Here is a snippet of my data:
chimp
Who Activity Visitors Duration Visitor_Density X
1 Ch Stationary 0 14 High NA
2 Ch Stationary 20 18 High NA
3 Ch Interaction 0 2 High NA
4 Ch Stationary 30 6 High NA
5 Ch Interaction 30 1 High NA
6 Ch Display 30 10 High NA
7 Ch Interaction 0 6 High NA
8 Ch Stationary 0 5 High NA
9 Ch Stationary 20 20 High NA
10 Ch Stationary 30 13 High NA
I am trying to create a boxplot showing the differences in the means of the Duration spent on each Activity. So far my code looks like this:
chimp$Activity <- as.character(chimp$Activity)

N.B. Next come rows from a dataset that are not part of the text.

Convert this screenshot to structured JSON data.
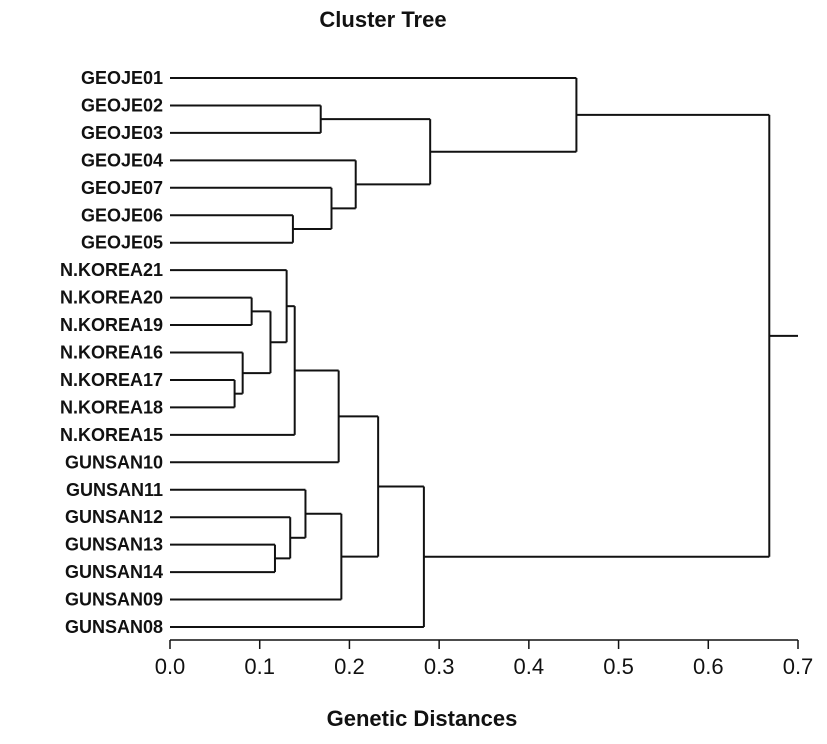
{
  "chart_data": {
    "type": "dendrogram",
    "title": "Cluster Tree",
    "xlabel": "Genetic Distances",
    "xlim": [
      0,
      0.7
    ],
    "xticks": [
      "0.0",
      "0.1",
      "0.2",
      "0.3",
      "0.4",
      "0.5",
      "0.6",
      "0.7"
    ],
    "leaves": [
      "GEOJE01",
      "GEOJE02",
      "GEOJE03",
      "GEOJE04",
      "GEOJE07",
      "GEOJE06",
      "GEOJE05",
      "N.KOREA21",
      "N.KOREA20",
      "N.KOREA19",
      "N.KOREA16",
      "N.KOREA17",
      "N.KOREA18",
      "N.KOREA15",
      "GUNSAN10",
      "GUNSAN11",
      "GUNSAN12",
      "GUNSAN13",
      "GUNSAN14",
      "GUNSAN09",
      "GUNSAN08"
    ],
    "merges": [
      {
        "id": "m1",
        "a": "GEOJE02",
        "b": "GEOJE03",
        "height": 0.168
      },
      {
        "id": "m2",
        "a": "GEOJE06",
        "b": "GEOJE05",
        "height": 0.137
      },
      {
        "id": "m3",
        "a": "GEOJE07",
        "b": "m2",
        "height": 0.18
      },
      {
        "id": "m4",
        "a": "GEOJE04",
        "b": "m3",
        "height": 0.207
      },
      {
        "id": "m5",
        "a": "m1",
        "b": "m4",
        "height": 0.29
      },
      {
        "id": "m6",
        "a": "GEOJE01",
        "b": "m5",
        "height": 0.453
      },
      {
        "id": "m7",
        "a": "N.KOREA20",
        "b": "N.KOREA19",
        "height": 0.091
      },
      {
        "id": "m8",
        "a": "N.KOREA17",
        "b": "N.KOREA18",
        "height": 0.072
      },
      {
        "id": "m9",
        "a": "N.KOREA16",
        "b": "m8",
        "height": 0.081
      },
      {
        "id": "m10",
        "a": "m7",
        "b": "m9",
        "height": 0.112
      },
      {
        "id": "m11",
        "a": "N.KOREA21",
        "b": "m10",
        "height": 0.13
      },
      {
        "id": "m12",
        "a": "m11",
        "b": "N.KOREA15",
        "height": 0.139
      },
      {
        "id": "m13",
        "a": "m12",
        "b": "GUNSAN10",
        "height": 0.188
      },
      {
        "id": "m14",
        "a": "GUNSAN13",
        "b": "GUNSAN14",
        "height": 0.117
      },
      {
        "id": "m15",
        "a": "GUNSAN12",
        "b": "m14",
        "height": 0.134
      },
      {
        "id": "m16",
        "a": "GUNSAN11",
        "b": "m15",
        "height": 0.151
      },
      {
        "id": "m17",
        "a": "m16",
        "b": "GUNSAN09",
        "height": 0.191
      },
      {
        "id": "m18",
        "a": "m13",
        "b": "m17",
        "height": 0.232
      },
      {
        "id": "m19",
        "a": "m18",
        "b": "GUNSAN08",
        "height": 0.283
      },
      {
        "id": "m20",
        "a": "m6",
        "b": "m19",
        "height": 0.668
      }
    ],
    "root_height": 0.7
  }
}
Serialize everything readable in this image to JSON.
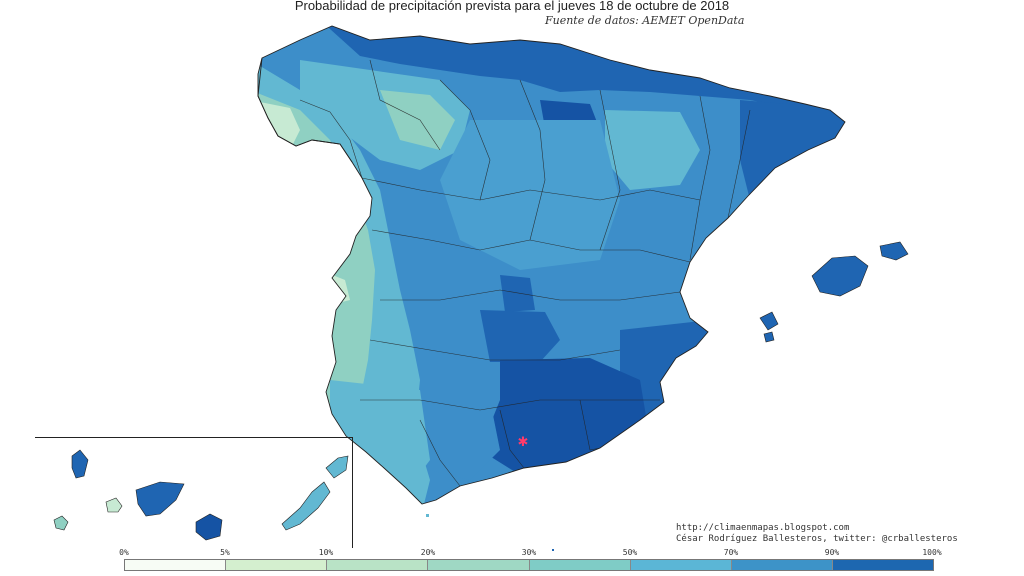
{
  "title": "Probabilidad de precipitación prevista para el jueves 18 de octubre de 2018",
  "subtitle": "Fuente de datos: AEMET OpenData",
  "credits": {
    "url": "http://climaenmapas.blogspot.com",
    "author": "César Rodríguez Ballesteros, twitter: @crballesteros"
  },
  "legend": {
    "labels": [
      "0%",
      "5%",
      "10%",
      "20%",
      "30%",
      "50%",
      "70%",
      "90%",
      "100%"
    ],
    "colors": [
      "#f7fcf5",
      "#d4efcf",
      "#b9e3c6",
      "#9fd8c4",
      "#7fccc6",
      "#5bb6d6",
      "#3d93c8",
      "#1d67b0"
    ]
  },
  "map_colors": {
    "very_low": "#c7ead3",
    "low": "#8fd0c2",
    "medium_low": "#62b8d2",
    "medium": "#4a9fd0",
    "medium_high": "#3583c2",
    "high": "#1f65b2",
    "very_high": "#1553a4",
    "marker": "#ff3b6b"
  }
}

chimp$Visitors <- as.numeric(chimp$Visitors)
chimp$Duration <- as.numeric(chimp$Duration)
boxplot(chimp, x= chimp$Activity, y = chimp$Duration, color = chimp$Visitor_Density)
However I keep getting an error "Error in x[floor(d)] + x[ceiling(d)] : non-numeric argument to binary operator"
I am extremely new to R and have been attempting this for a while, I'm assuming the problem is with how I am using the code for boxplotting or am I missing a package that the specific code works for? Additionally if anyone can help me grab the mean of the total duration for each activity without doing it individually by hand would be much appreciated:
(I got this by using the filter() option on the data to create two datasets with Visitor_Density of different levels. Again, excel can do this in about three mouseclicks so I am quite certain there is an easier way to do this but I don't know how..)
st.busy <- filter(AlltimespentBusy, AlltimespentBusy$Activity == "Stationary")
st.busy
st.quiet <- filter(AlltimespentQuiet, AlltimespentQuiet$Activity == "Stationary")
st.quiet
mean(st.busy$Duration)
# [1] 11.34448
mean(st.quiet$Duration)
# [1] 23.14706
Massive thanks from this R newbie!